The implementation involved three key steps to successfully migrate and optimize the public dataset:
- Step 1: Backup via BigQuery Transfer Service Since standard queries failed to create a backup, we switched to the BigQuery Transfer Service. By specifically utilizing the “Copy Dataset” configuration, we were able to offload the heavy lifting to Google’s background transfer infrastructure. This allowed us to successfully create a complete, isolated backup of the public dataset without hitting query resource limits.
- Step 2: The existing tables were deleted as they were not required for the subsequent steps.
- Step 3: The “Clustering” Strategy (Iterative Restructuring) BigQuery does not allow modifying the partitioning specification of an existing table directly. We had to reload the data into new, optimized tables.
- Attempting to copy the backed-up data back into the new schema in one massive operation also hit resource limits. To solve this, we developed a custom migration script. This script programmatically iterated through the backup month-by-month, inserting data into the new partitioned and clustered tables in manageable chunks. This “divide and conquer” approach allowed us to process the full history flawlessly where a single query had failed.
Script to recreate the table with the new schema, including partitioning and clustering (Transactions example):

Script to copy over the data by each partition/month (Transactions example):

4. The Outcome: Optimized Performance & Cost Control
Internet Capital Markets demand data infrastructure that matches the chain’s velocity. By upgrading from monthly to daily partitions, we’ve aligned the dataset with market microstructure — enabling analysts to isolate queries with high precision.
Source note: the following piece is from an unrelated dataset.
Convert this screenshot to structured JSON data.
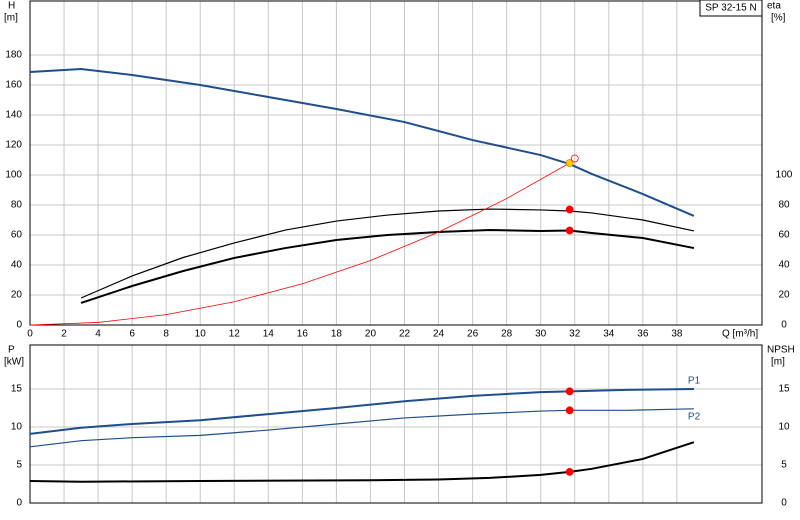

- Targeted Clustering: Users filtering by specific high-cardinality attributes (such as transaction signatures or account keys) now scan only a fraction of the data.
- Granular Partitioning: Data is efficiently organized by time, allowing for precise historical queries.
- Resilience: The successful backfill proved that our “clustering” management strategy can handle future maintenance on petabyte-scale datasets without downtime.